I think Posterous has some excellent features going. What it doesn't have is a community feel behind it. I get the feeling that every Posterous blog stands alone. Versus other blogging systems - Tumblr comes to mind - where community is a big part of the fun. That's one of the things that's made Posterous tough to consider as a main platform - that and theming.
Are you a Tumblr user? Because the large part of the community occurs on the Dashboard, through reblogging and passing things along. You get some people who comment back-and-forth, some people who act as nodes for large amounts of content. I'd love to map it: you get a brilliant web built up.
Tumblr isn't about the individual blog community. It's about the Tumblr community. And I like, actually, that when you look at a blog it seems entirely personal, but that from the dashboard it seems like parts of a larger community.
The Tumblr founders are very against comments, and I love that. Comments don't form a community. They add a facade of a community in all but the best cases. Community relies on the form of the medium, and commenting very rarely is the answer. With forums, you have threads; with Tumblr, you have likes, reblogs, and answers. It's a wonderful solution.

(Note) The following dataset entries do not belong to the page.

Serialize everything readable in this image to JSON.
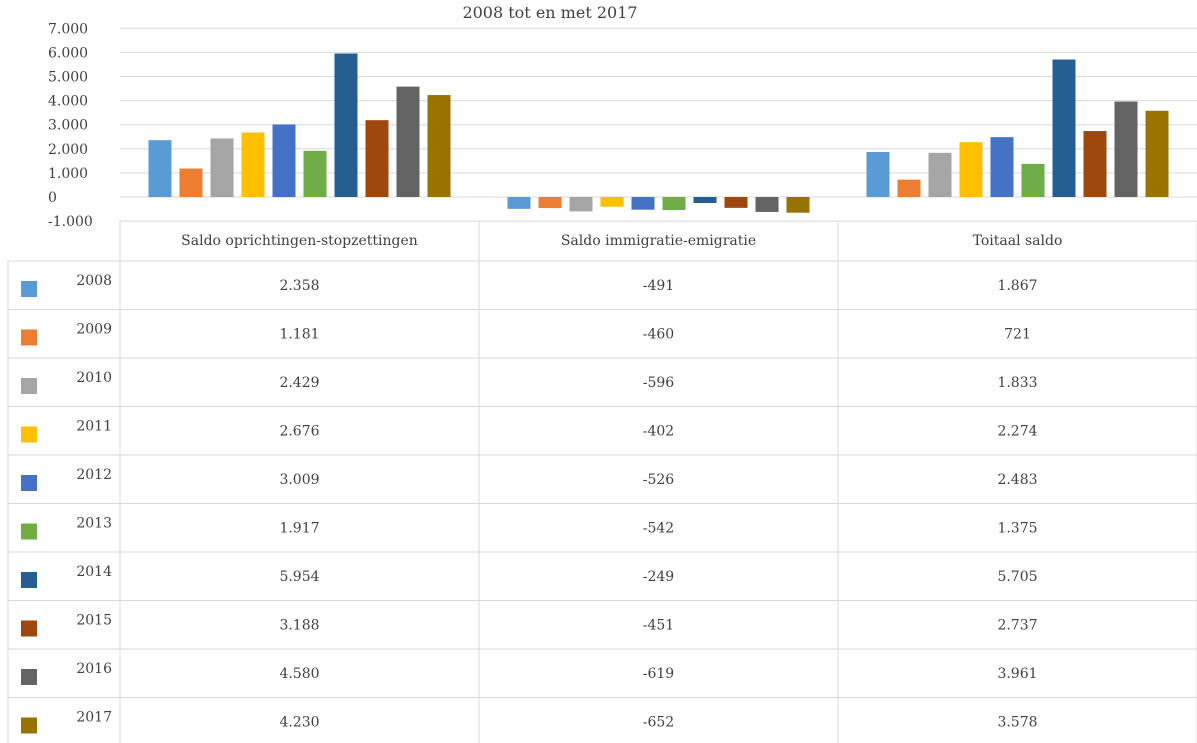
{
  "chart_data": {
    "type": "bar",
    "title": "2008 tot en met 2017",
    "categories": [
      "Saldo oprichtingen-stopzettingen",
      "Saldo immigratie-emigratie",
      "Toitaal saldo"
    ],
    "ylim": [
      -1000,
      7000
    ],
    "yticks": [
      -1000,
      0,
      1000,
      2000,
      3000,
      4000,
      5000,
      6000,
      7000
    ],
    "ytick_labels": [
      "-1.000",
      "0",
      "1.000",
      "2.000",
      "3.000",
      "4.000",
      "5.000",
      "6.000",
      "7.000"
    ],
    "grid": true,
    "legend": "data-table",
    "series": [
      {
        "name": "2008",
        "color": "#5B9BD5",
        "values": [
          2358,
          -491,
          1867
        ],
        "labels": [
          "2.358",
          "-491",
          "1.867"
        ]
      },
      {
        "name": "2009",
        "color": "#ED7D31",
        "values": [
          1181,
          -460,
          721
        ],
        "labels": [
          "1.181",
          "-460",
          "721"
        ]
      },
      {
        "name": "2010",
        "color": "#A5A5A5",
        "values": [
          2429,
          -596,
          1833
        ],
        "labels": [
          "2.429",
          "-596",
          "1.833"
        ]
      },
      {
        "name": "2011",
        "color": "#FFC000",
        "values": [
          2676,
          -402,
          2274
        ],
        "labels": [
          "2.676",
          "-402",
          "2.274"
        ]
      },
      {
        "name": "2012",
        "color": "#4472C4",
        "values": [
          3009,
          -526,
          2483
        ],
        "labels": [
          "3.009",
          "-526",
          "2.483"
        ]
      },
      {
        "name": "2013",
        "color": "#70AD47",
        "values": [
          1917,
          -542,
          1375
        ],
        "labels": [
          "1.917",
          "-542",
          "1.375"
        ]
      },
      {
        "name": "2014",
        "color": "#255E91",
        "values": [
          5954,
          -249,
          5705
        ],
        "labels": [
          "5.954",
          "-249",
          "5.705"
        ]
      },
      {
        "name": "2015",
        "color": "#9E480E",
        "values": [
          3188,
          -451,
          2737
        ],
        "labels": [
          "3.188",
          "-451",
          "2.737"
        ]
      },
      {
        "name": "2016",
        "color": "#636363",
        "values": [
          4580,
          -619,
          3961
        ],
        "labels": [
          "4.580",
          "-619",
          "3.961"
        ]
      },
      {
        "name": "2017",
        "color": "#997300",
        "values": [
          4230,
          -652,
          3578
        ],
        "labels": [
          "4.230",
          "-652",
          "3.578"
        ]
      }
    ]
  }
}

The concept of bubbling up conversation to the top level of one's own published blog is fascinating. I didn't quite understand reblogging before reading your explanation, and I think that's the main downside to the scheme, but there is certainly value in making the act of commenting ALSO an act of publishing on one's own blog.
Yeah. It's tough to understand, and sometimes I feel that it detracts from the blog entirely (extended back-and-forth conversations start to look amateur), but it's a very neat system that gives you a lot of freedom in how you choose to handle interaction.